Cancer classification using gene expression data

  • Authors:
  • Ying Lu;Jiawei Han

  • Affiliations:
  • Department of Computer Science, University of Illinois at Urbana-Champaign, Urbana, IL;Department of Computer Science, University of Illinois at Urbana-Champaign, Urbana, IL

  • Venue:
  • Information Systems - Special issue: Data management in bioinformatics
  • Year:
  • 2003

Quantified Score

Hi-index 0.01

Visualization

Abstract

The classification of different tumor types is of great importance in cancer diagnosis and drug discovery. However, most previous cancer classification studies are clinical based and have limited diagnostic ability. Cancer classification using gene expression data is known to contain the keys for addressing the fundamental problems relating to cancer diagnosis and drug discovery. The recent advent of DNA microarray technique has made simultaneous monitoring of thousands of gene expressions possible.

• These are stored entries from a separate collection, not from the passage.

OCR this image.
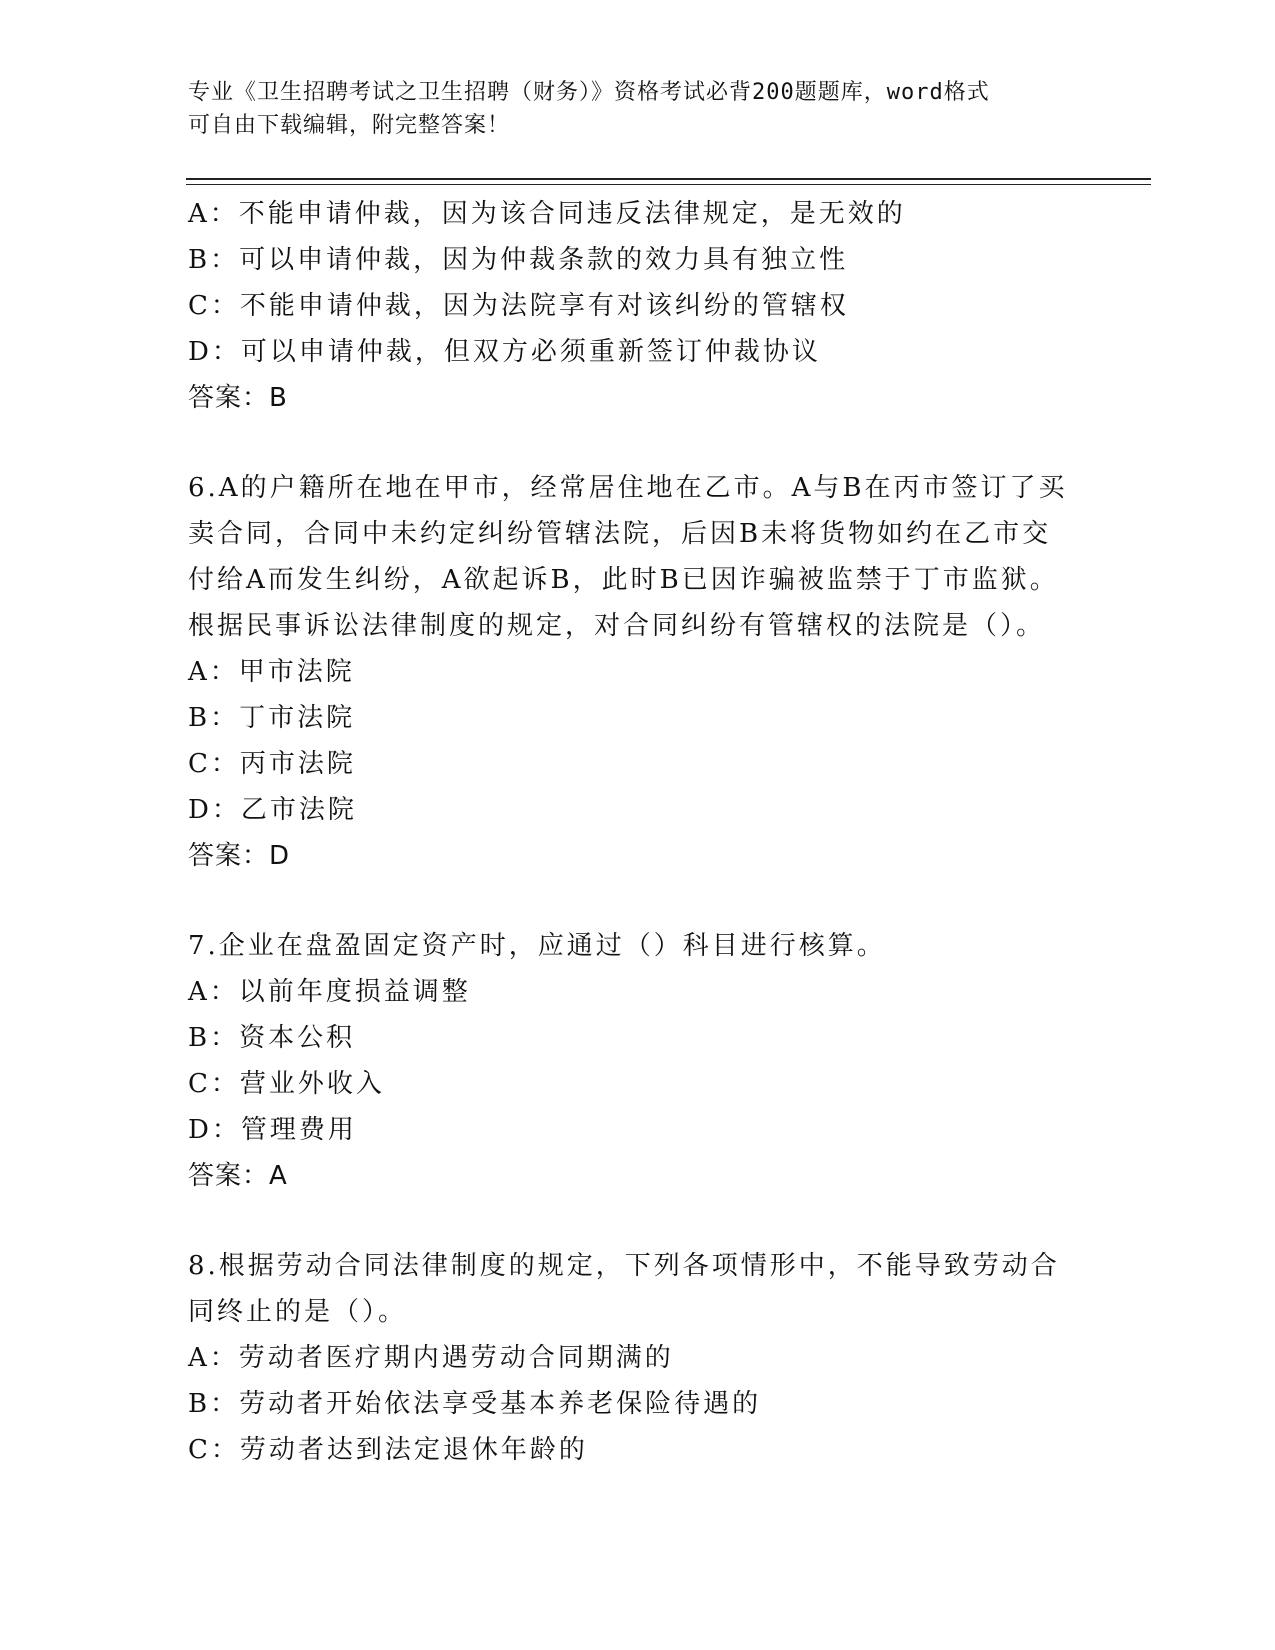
专业《卫生招聘考试之卫生招聘（财务）》资格考试必背200题题库，word格式
可自由下载编辑，附完整答案！
A：不能申请仲裁，因为该合同违反法律规定，是无效的
B：可以申请仲裁，因为仲裁条款的效力具有独立性
C：不能申请仲裁，因为法院享有对该纠纷的管辖权
D：可以申请仲裁，但双方必须重新签订仲裁协议
答案：B
6.A的户籍所在地在甲市，经常居住地在乙市。A与B在丙市签订了买
卖合同，合同中未约定纠纷管辖法院，后因B未将货物如约在乙市交
付给A而发生纠纷，A欲起诉B，此时B已因诈骗被监禁于丁市监狱。
根据民事诉讼法律制度的规定，对合同纠纷有管辖权的法院是（）。
A：甲市法院
B：丁市法院
C：丙市法院
D：乙市法院
答案：D
7.企业在盘盈固定资产时，应通过（）科目进行核算。
A：以前年度损益调整
B：资本公积
C：营业外收入
D：管理费用
答案：A
8.根据劳动合同法律制度的规定，下列各项情形中，不能导致劳动合
同终止的是（）。
A：劳动者医疗期内遇劳动合同期满的
B：劳动者开始依法享受基本养老保险待遇的
C：劳动者达到法定退休年龄的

With this abundance of gene expression data, researchers have started to explore the possibilities of cancer classification using gene expression data. Quite a number of methods have been proposed in recent years with promising results. But there are still a lot of issues which need to be addressed and understood.In order to gain a deep insight into the cancer classification problem, it is necessary to take a closer look at the problem, the proposed solutions and the related issues all together. In this survey paper, we present a comprehensive overview of various proposed cancer classification methods and evaluate them based on their computation time, classification accuracy and ability to reveal biologically meaningful gene information. We also introduce and evaluate various proposed gene selection methods which we believe should be an integral preprocessing step for cancer classification. In order to obtain a full picture of cancer classification, we also discuss several issues related to cancer classification, including the biological significance vs. statistical significance of a cancer classifier, the asymmetrical classification errors for cancer classifiers, and the gene contamination problem.